Ein Vorschlag, den Kommissions-Vizepräsident Gilles Roth – ebenfalls CSV – am Donnerstagnachmittag wiederholt hat: „Wir hätten gerne, dass neben den klassischen Staatsverwaltungen noch die Tripartite-Teilnehmer in der Kommission ihre Ansichten darlegen können. Auch der OGBL. Wir haben nicht die Mehrheit, aber wir haben die Forderung gestellt, dass die Gewerkschaft auch ihre Ansicht darlegen kann.“ Wenn die Mehrheit die Gewerkschaften nicht hören wolle, dann könne man auch die Berufskammern einladen.
„Wir haben ein Tripartite-Abkommen vorliegen“, sagte Mars di Bartolomeo dazu. „Jetzt bekommen wir einen Gesetzestext, den wir analysieren – so wie wir andere wichtige Gesetze analysieren sollen.“ Die Tripartite habe eine Rolle, die Chamber habe eine Rolle – und die Chamber solle keine „Tripartite Bis“ sein. Wenn die Kammern ihr Beiwerk dazugäben, sei das okay. „Sie sind im legislativen Prozess sowieso eingebunden“, sagte di Bartolomeo. Prinzipiell sei das Modell der Tripartite aber „das, was es ist“ – und das solle man respektieren. „Jeder soll seine Verantwortung übernehmen – wir übernehmen Verantwortung als Legislative.“
Sven Clement sagte, dass die Regierungsparteien zu Beginn gegen das Einladen von weiteren Externen in die Kommission gewesen seien. „Die Mehrheit wollte am Anfang blockieren – und will aber jetzt übers Wochenende noch einmal in sich gehen.“ Er stelle sich in diesem Punkt auf die Seite der CSV. „Mindestens die Angestelltenkammer oder die Agrarkammer sollten erklären können, was das Abkommen für sie bedeutet.
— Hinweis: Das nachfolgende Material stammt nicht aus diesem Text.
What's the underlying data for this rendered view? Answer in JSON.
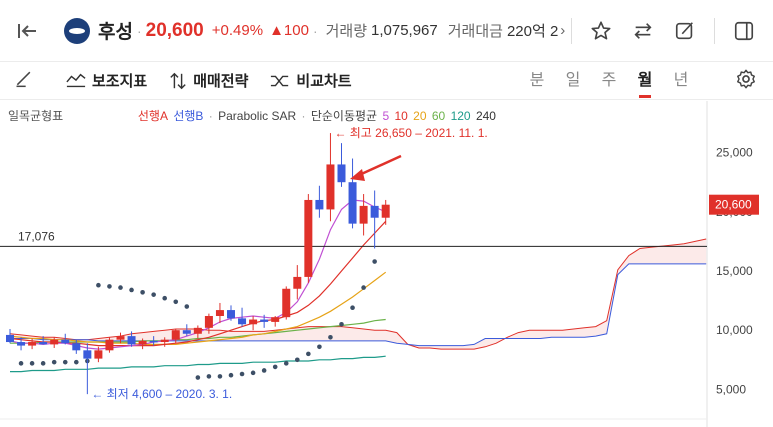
{
  "header": {
    "stock_name": "후성",
    "price": "20,600",
    "change_pct": "+0.49%",
    "change_abs": "▲100",
    "volume_label": "거래량",
    "volume_value": "1,075,967",
    "amount_label": "거래대금",
    "amount_value": "220억 2"
  },
  "toolbar": {
    "aux_indicator": "보조지표",
    "trade_strategy": "매매전략",
    "compare_chart": "비교차트",
    "periods": [
      "분",
      "일",
      "주",
      "월",
      "년"
    ],
    "active_period": "월"
  },
  "colors": {
    "up": "#e0312a",
    "down": "#3b5bdb",
    "accent": "#e0312a"
  },
  "chart_data": {
    "type": "candlestick",
    "legend": {
      "ichimoku": "일목균형표",
      "span_a": "선행A",
      "span_b": "선행B",
      "psar": "Parabolic SAR",
      "ma_label": "단순이동평균",
      "ma_periods": [
        "5",
        "10",
        "20",
        "60",
        "120",
        "240"
      ]
    },
    "ylim": [
      2500,
      27500
    ],
    "y_ticks": [
      {
        "value": 5000,
        "label": "5,000"
      },
      {
        "value": 10000,
        "label": "10,000"
      },
      {
        "value": 15000,
        "label": "15,000"
      },
      {
        "value": 20000,
        "label": "20,000"
      },
      {
        "value": 25000,
        "label": "25,000"
      }
    ],
    "current_price": {
      "value": 20600,
      "label": "20,600"
    },
    "horizontal_line": {
      "value": 17076,
      "label": "17,076"
    },
    "annotations": {
      "high": "← 최고 26,650 – 2021. 11. 1.",
      "low": "← 최저 4,600 – 2020. 3. 1."
    },
    "candles": [
      {
        "o": 9600,
        "h": 10100,
        "l": 8900,
        "c": 9000
      },
      {
        "o": 9000,
        "h": 9400,
        "l": 8300,
        "c": 8700
      },
      {
        "o": 8700,
        "h": 9300,
        "l": 8400,
        "c": 9000
      },
      {
        "o": 9000,
        "h": 9500,
        "l": 8800,
        "c": 8800
      },
      {
        "o": 8800,
        "h": 9400,
        "l": 8500,
        "c": 9200
      },
      {
        "o": 9200,
        "h": 9700,
        "l": 8800,
        "c": 8900
      },
      {
        "o": 8900,
        "h": 9200,
        "l": 8000,
        "c": 8300
      },
      {
        "o": 8300,
        "h": 8900,
        "l": 4600,
        "c": 7600
      },
      {
        "o": 7600,
        "h": 8600,
        "l": 7300,
        "c": 8300
      },
      {
        "o": 8300,
        "h": 9400,
        "l": 8100,
        "c": 9200
      },
      {
        "o": 9200,
        "h": 9800,
        "l": 8900,
        "c": 9500
      },
      {
        "o": 9500,
        "h": 9900,
        "l": 8600,
        "c": 8800
      },
      {
        "o": 8800,
        "h": 9300,
        "l": 8400,
        "c": 9100
      },
      {
        "o": 9100,
        "h": 9500,
        "l": 8700,
        "c": 9000
      },
      {
        "o": 9000,
        "h": 9400,
        "l": 8600,
        "c": 9200
      },
      {
        "o": 9200,
        "h": 10100,
        "l": 8900,
        "c": 10000
      },
      {
        "o": 10000,
        "h": 10500,
        "l": 9500,
        "c": 9700
      },
      {
        "o": 9700,
        "h": 10400,
        "l": 9300,
        "c": 10200
      },
      {
        "o": 10200,
        "h": 11400,
        "l": 9700,
        "c": 11200
      },
      {
        "o": 11200,
        "h": 12300,
        "l": 10600,
        "c": 11700
      },
      {
        "o": 11700,
        "h": 12100,
        "l": 10800,
        "c": 11000
      },
      {
        "o": 11000,
        "h": 11900,
        "l": 10300,
        "c": 10500
      },
      {
        "o": 10500,
        "h": 11200,
        "l": 10000,
        "c": 10900
      },
      {
        "o": 10900,
        "h": 11300,
        "l": 10200,
        "c": 10700
      },
      {
        "o": 10700,
        "h": 11200,
        "l": 10300,
        "c": 11100
      },
      {
        "o": 11100,
        "h": 13700,
        "l": 10900,
        "c": 13500
      },
      {
        "o": 13500,
        "h": 15500,
        "l": 12600,
        "c": 14500
      },
      {
        "o": 14500,
        "h": 21500,
        "l": 14000,
        "c": 21000
      },
      {
        "o": 21000,
        "h": 22200,
        "l": 19500,
        "c": 20200
      },
      {
        "o": 20200,
        "h": 26650,
        "l": 19200,
        "c": 24000
      },
      {
        "o": 24000,
        "h": 25800,
        "l": 22100,
        "c": 22500
      },
      {
        "o": 22500,
        "h": 24500,
        "l": 18600,
        "c": 19000
      },
      {
        "o": 19000,
        "h": 21500,
        "l": 18000,
        "c": 20500
      },
      {
        "o": 20500,
        "h": 21800,
        "l": 16900,
        "c": 19500
      },
      {
        "o": 19500,
        "h": 21000,
        "l": 18900,
        "c": 20600
      }
    ],
    "ma5": [
      9100,
      8900,
      8900,
      8800,
      8900,
      8900,
      8700,
      8500,
      8400,
      8500,
      8600,
      8700,
      8800,
      9000,
      9100,
      9200,
      9500,
      9800,
      10200,
      10700,
      11000,
      11100,
      11200,
      11100,
      11000,
      11500,
      12400,
      14000,
      16000,
      18500,
      20200,
      21000,
      20900,
      20400,
      20000
    ],
    "ma10": [
      9300,
      9200,
      9100,
      9000,
      9000,
      8900,
      8900,
      8800,
      8700,
      8700,
      8700,
      8700,
      8700,
      8700,
      8800,
      8900,
      9000,
      9200,
      9400,
      9700,
      10000,
      10300,
      10600,
      10800,
      10900,
      11200,
      11500,
      12100,
      12900,
      13900,
      15000,
      16100,
      17200,
      18200,
      19200
    ],
    "ma20": [
      9500,
      9400,
      9300,
      9300,
      9200,
      9200,
      9100,
      9000,
      9000,
      8900,
      8900,
      8900,
      8800,
      8800,
      8800,
      8800,
      8900,
      9000,
      9100,
      9200,
      9300,
      9400,
      9600,
      9700,
      9900,
      10100,
      10300,
      10700,
      11100,
      11600,
      12200,
      12800,
      13500,
      14200,
      14900
    ],
    "ma60": [
      8900,
      8900,
      8900,
      9000,
      9000,
      9000,
      9000,
      9000,
      9000,
      9000,
      9000,
      9000,
      9100,
      9100,
      9100,
      9200,
      9200,
      9300,
      9300,
      9400,
      9400,
      9500,
      9600,
      9700,
      9800,
      9900,
      10000,
      10100,
      10200,
      10300,
      10400,
      10500,
      10600,
      10800,
      10900
    ],
    "ma120": [
      6500,
      6500,
      6600,
      6600,
      6600,
      6700,
      6700,
      6700,
      6800,
      6800,
      6800,
      6900,
      6900,
      6900,
      7000,
      7000,
      7000,
      7100,
      7100,
      7200,
      7200,
      7200,
      7300,
      7300,
      7300,
      7400,
      7400,
      7400,
      7500,
      7500,
      7600,
      7600,
      7700,
      7700,
      7800
    ],
    "psar": [
      null,
      7200,
      7200,
      7200,
      7300,
      7300,
      7300,
      7400,
      13800,
      13700,
      13600,
      13400,
      13200,
      13000,
      12700,
      12400,
      12000,
      6000,
      6100,
      6100,
      6200,
      6300,
      6400,
      6600,
      6900,
      7200,
      7500,
      8000,
      8600,
      9400,
      10500,
      11900,
      13600,
      15800,
      null
    ],
    "span_a": [
      9700,
      9600,
      9500,
      9400,
      9400,
      9300,
      9200,
      9200,
      9300,
      9400,
      9500,
      9700,
      9800,
      9900,
      10000,
      10100,
      10100,
      10100,
      10000,
      10000,
      9900,
      9900,
      9900,
      9900,
      10000,
      10100,
      10200,
      10300,
      10300,
      10300,
      10300,
      10200,
      10100,
      10000,
      10000,
      9800,
      8800,
      8500,
      8500,
      8400,
      8400,
      8400,
      8400,
      8600,
      8900,
      9400,
      9800,
      10000,
      10000,
      10000,
      10000,
      10100,
      10200,
      10300,
      10800,
      15100,
      16300,
      16900,
      17000,
      17100,
      17200,
      17300,
      17500,
      17700
    ],
    "span_b": [
      9300,
      9300,
      9300,
      9200,
      9200,
      9200,
      9200,
      9200,
      9100,
      9100,
      9100,
      9100,
      9100,
      9100,
      9100,
      9100,
      9100,
      9100,
      9100,
      9100,
      9100,
      9100,
      9100,
      9100,
      9100,
      9100,
      9100,
      9100,
      9100,
      9100,
      9100,
      9100,
      9100,
      9100,
      9100,
      8900,
      8800,
      8700,
      8700,
      8700,
      8700,
      8700,
      8800,
      9300,
      9300,
      9300,
      9300,
      9300,
      9300,
      9400,
      9400,
      9400,
      9400,
      9500,
      9700,
      14700,
      15600,
      15600,
      15600,
      15600,
      15600,
      15600,
      15600,
      15600
    ]
  }
}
Das ist die größte Operation am Budget seit der Bankenrettung.“
Keine Tranche, keine Maßnahmen – und trotzdem kein Kaufkraftverlust?
„Wie Arbeitnehmer ab einem Einkommen von 68.000 Euro keinen Kaufkraftverlust haben sollen, unabhängig davon, ob die August-Tranche ausbezahlt wird, das kann ich nicht nachvollziehen“, sagte Roth unter Bezugnahme auf eine Tabelle, das Statistikinstitut Statec den Abgeordneten vorgelegt hatte. Demnach würden Einkommen ab 100.000 Euro auch ohne August-Tranche und Steuerkredit Entlastungen in Höhe von 248 Euro zugutekommen, allein durch die Maßnahmen des „Energiedësch“ und den Sprit-Rabatt von 7,5 Cent. „Wie ist es möglich, dass nach ihren Berechnungen nur mit der April-Tranche die Einkommen von 68.000 keinen Kaufkraftverlust haben?“, fragte Roth. „Dann bräuchte im August ja keine Indextranche zu fallen.“
Auch Sven Clement wundert sich über die Statec-Tabelle. „Es ist komisch, dass diese Einkommen trotz Aussetzen der Indextranche noch immer ein Plus an Kaufkraft haben sollen“, sagte er. „Das ist irgendwie doch sehr strange.“ Die ganz hohen Einkommen hätten auch mit Aussetzen der August-Tranche einen Kaufkraftgewinn von 1.200 Euro.
„Bei den höheren Einkommen muss man einrechnen, dass auch sie im April eine Indextranche bekommen haben“, sagte Mars di Bartolomeo. Als Bruttozahl mache das bei einem Einkommen von 100.000 Euro 2.500 Euro aus. Bei den höheren Einkommen sei deshalb schon mit einer einzelnen Indextranche besser kompensiert, dass gewisse Produkte mehr kosten würden. „Der Index ist ja kein primär soziales Element, der die reale Kaufkraft ersetzt, sondern eine Preisentwicklung anhand eines Einkommens“, sagte di Bartolomeo. „Bei den Kleinen macht das 50 Euro aus, bei den Dicken 2.500 Euro.“ Das sei, was man bei einem Steuerkredit nicht habe. „Wenn der so berechnet wird, wird es umgedreht – dann bekommt derjenige mit geringem Einkommen mehr – und der mit dem ganz dicken gar nichts mehr.“
„Wir kaufen keine Katze im Sack“, betonte CSV-Mann Gilles Roth. „Der Sack ist voller Details – und wir stimmen als Chamber über 830 Millionen Euro ab.“ Dass die „Dicken“ weniger kriegen und die Kleinen mehr, sei normal und im Sinne der Solidarität „Wir wollen nicht, dass der Vertrag neu verhandelt wird“, sagte Roth. Aber die Abmachungen, die gemacht wurden, müssten auch durch Gesetze umgesetzt werden. „Und da ist es normal, dass wir unsere demokratischen Pflichten übernehmen und die Gesetzesprojekte prüfen. Sonst müssen wir nicht in der Chamber sitzen.“
In der kommenden Woche wird der Ausschuss wegen Plenarsitzungen sehr wahrscheinlich pausieren. Die Gesetzesprojekte selbst sind bis jetzt weder vom Regierungsrat verabschiedet noch vom Staatsrat begutachtet. Ob das von Kommissionspräsident Gilles Baum avisierte Ziel, bis zu den Pfingstferien „die Arbeit beendet“ zu haben, erreicht wird, ist unklar.